Munger, a terse if not taciturn man, usually added little or nothing when Buffett asked him if he had any comment, occasionally using his patented line: “Nothing to add.”

But at one point he did have direct advice for the Berkshire shareholders: “Don’t be so stupid as to sell these shares.”

Both men responded to a question about whether or when the United States currency, which used to be called the almighty dollar, could be threatened and lost its reserve currency status.

“If you lose that you lose some advantage,” Buffett said, though he didn’t see it as catastrophic. Munger, sounding a bit more pessimistic, prompted a dialogue from Buffett about whether reserve currency status would be lost in 20 years.

Munger said no, not in two decades, but took the long view of when the dollar might meet its demise: “That doesn’t mean forever.”

Buffett said the BNSF Railway and GEICO, a major property and casualty insurer, did well of late and acknowledged Berkshire wants to become a major player in commercial insurance as well.

Munger, meanwhile, talked of the incredible Berkshire record of putting together a major holding company in Omaha with just a few managers to lead it. He said if someone had projected that 20 years ago, it would have been ridiculous.

“But it happened and it works,” he said. He said that is because “decentralization to the point of abdication.”

Buffett, speaking on similar points, said the larger Berkshire subsidiaries account for much of the firm’s success and pointed out eight of them would, if they were independent, be Fortune 500 firms.

Matters of Buffett succession again were front and center in shareholders’ minds, and once again the chairman kept his intentions close to the vest. But he did say whomever takes over will do well in part because he or she will have ready cash to buy in bad times.

That point and some others caught the attention of Bill Glaser, an Omaha native who now lives in the Carson City area.

“He talks of the future, and whoever takes over will be in the same position,” said Glaser.

Glaser and his wife, Cheryl, have owned stock about 15 years and have been to a dozen annual meetings.

“It was great,” he said. Cheryl echoed that sentiment and also enjoyed opportunities at the center to check out things with the Pampered Chef, another Berkshire company.

The Glasers met Buffett at a Dairy Queen in Omaha years ago when they began attending the meeting, but such opportunities are rarer now that thousands flock to Omaha for each meeting.

Even as the arena was packed for the question-answer session, thousands more were in the downstairs exhibit hall shopping at places set up for the weekend to provide shareholder discounted merchandise from. Dairy Queen, Fruit of the Loom, Justin Boots, Clayton Homes and a host of others were on hand selling wares.
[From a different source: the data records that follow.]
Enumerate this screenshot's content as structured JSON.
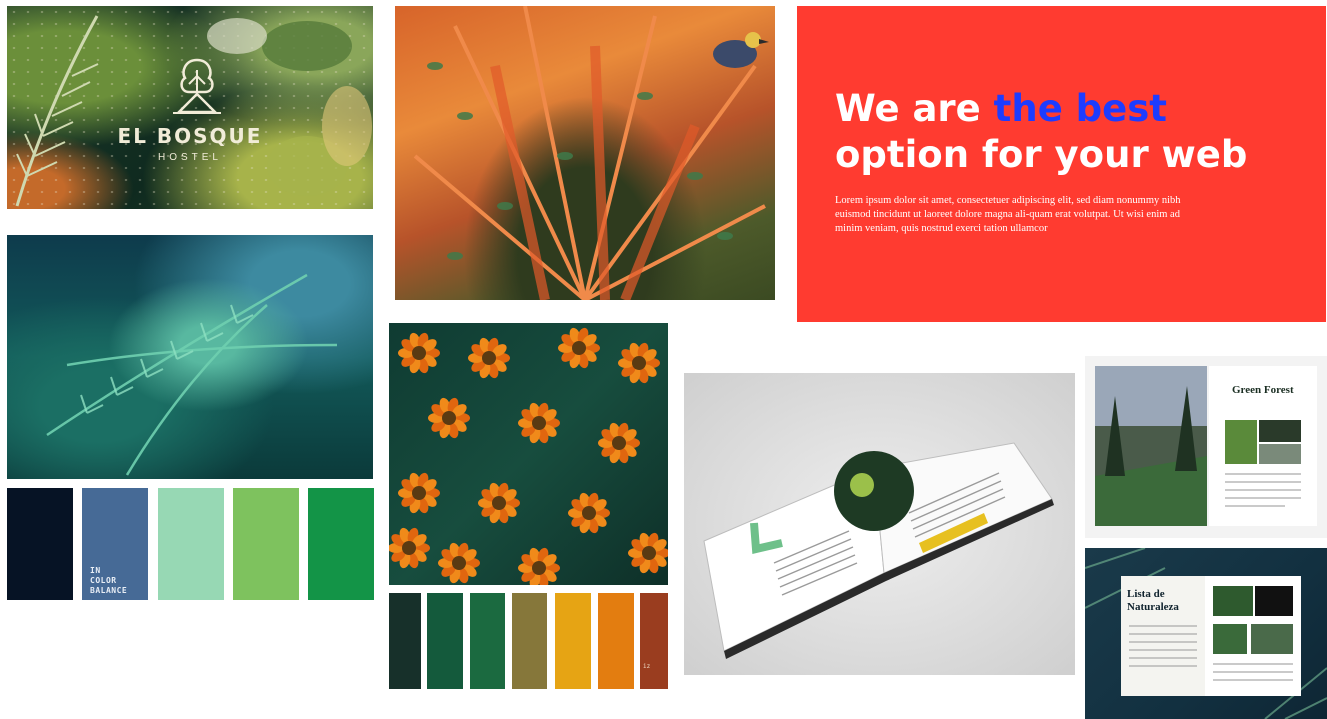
{
  "logo_card": {
    "brand_name": "EL BOSQUE",
    "brand_sub": "HOSTEL"
  },
  "headline_card": {
    "headline_part1": "We are ",
    "headline_highlight": "the best",
    "headline_part2": "option for your web",
    "body": "Lorem ipsum dolor sit amet, consectetuer adipiscing elit, sed diam nonummy nibh euismod tincidunt ut laoreet dolore magna ali-quam erat volutpat. Ut wisi enim ad minim veniam, quis nostrud exerci tation ullamcor",
    "background_color": "#ff3b30",
    "highlight_color": "#1d3cff"
  },
  "palette_blue_green": {
    "label": "IN\nCOLOR\nBALANCE",
    "swatches": [
      "#061325",
      "#466a96",
      "#97d8b4",
      "#7ec25e",
      "#139447"
    ]
  },
  "palette_orange": {
    "label": "iz",
    "swatches": [
      "#17302a",
      "#145a3c",
      "#1b6a40",
      "#86773a",
      "#e6a414",
      "#e37d10",
      "#9a3d1f"
    ]
  },
  "brochure_top": {
    "title": "Green Forest"
  },
  "brochure_bottom": {
    "title": "Lista de\nNaturaleza"
  }
}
Meanwhile, off-site purchase opportunities were going on at local Berkshire businesses, such as Borsheims Jewelry and Nebraska Furniture Mart.

Buffett announced Saturday that today’s festivities would afford shareholders a chance to play table tennis at Borsheims against Ariel Hsing, a Buffett acquaintance and world-class player who in the past played Buffett and Bill Gates of Microsoft and the Berkshire board.
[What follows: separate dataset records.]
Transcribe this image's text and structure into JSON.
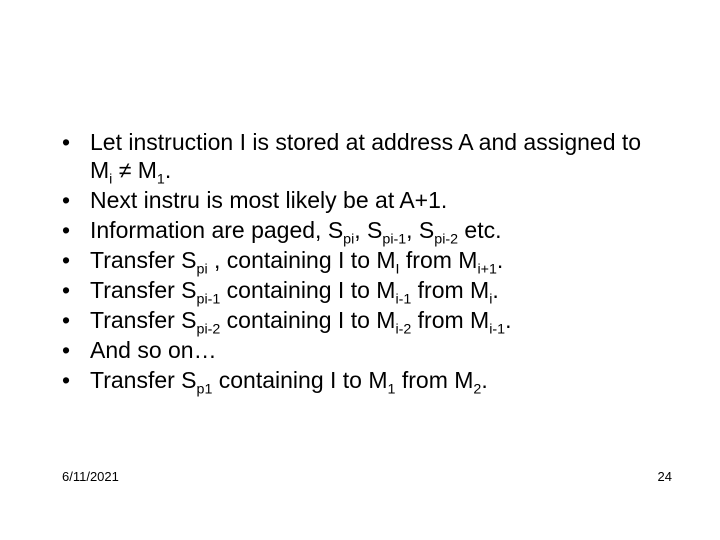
{
  "bullets": [
    {
      "html": "Let instruction I is stored at address A and assigned to M<sub>i</sub> ≠ M<sub>1</sub>."
    },
    {
      "html": "Next instru is most likely be at A+1."
    },
    {
      "html": "Information are paged, S<sub>pi</sub>, S<sub>pi-1</sub>, S<sub>pi-2</sub> etc."
    },
    {
      "html": "Transfer S<sub>pi</sub> , containing I to M<sub>I</sub> from M<sub>i+1</sub>."
    },
    {
      "html": "Transfer S<sub>pi-1</sub> containing I to M<sub>i-1</sub> from M<sub>i</sub>."
    },
    {
      "html": "Transfer S<sub>pi-2</sub> containing I to M<sub>i-2</sub> from M<sub>i-1</sub>."
    },
    {
      "html": "And so on…"
    },
    {
      "html": "Transfer S<sub>p1</sub> containing I to M<sub>1</sub> from M<sub>2</sub>."
    }
  ],
  "footer": {
    "date": "6/11/2021",
    "page": "24"
  }
}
“I met Ariel when she was nine,” he said. Now 17, she has played at three Berkshire annual meetings and this time will take on shareholder challengers.

“If you’re courageous, you can show up with your paddle and end up looking like an idiot,” Buffett said.

The annual meeting ended in the late afternoon, but the business portion for the board took much less time than the five or so hours allotted to the Q&A sessions.

Festivities today also include a 5K run for the fitness-oriented, plus shareholders, and Buffett selling jewelry to interested shareholders at Borsheims during the afternoon for “Crazy Warren” price.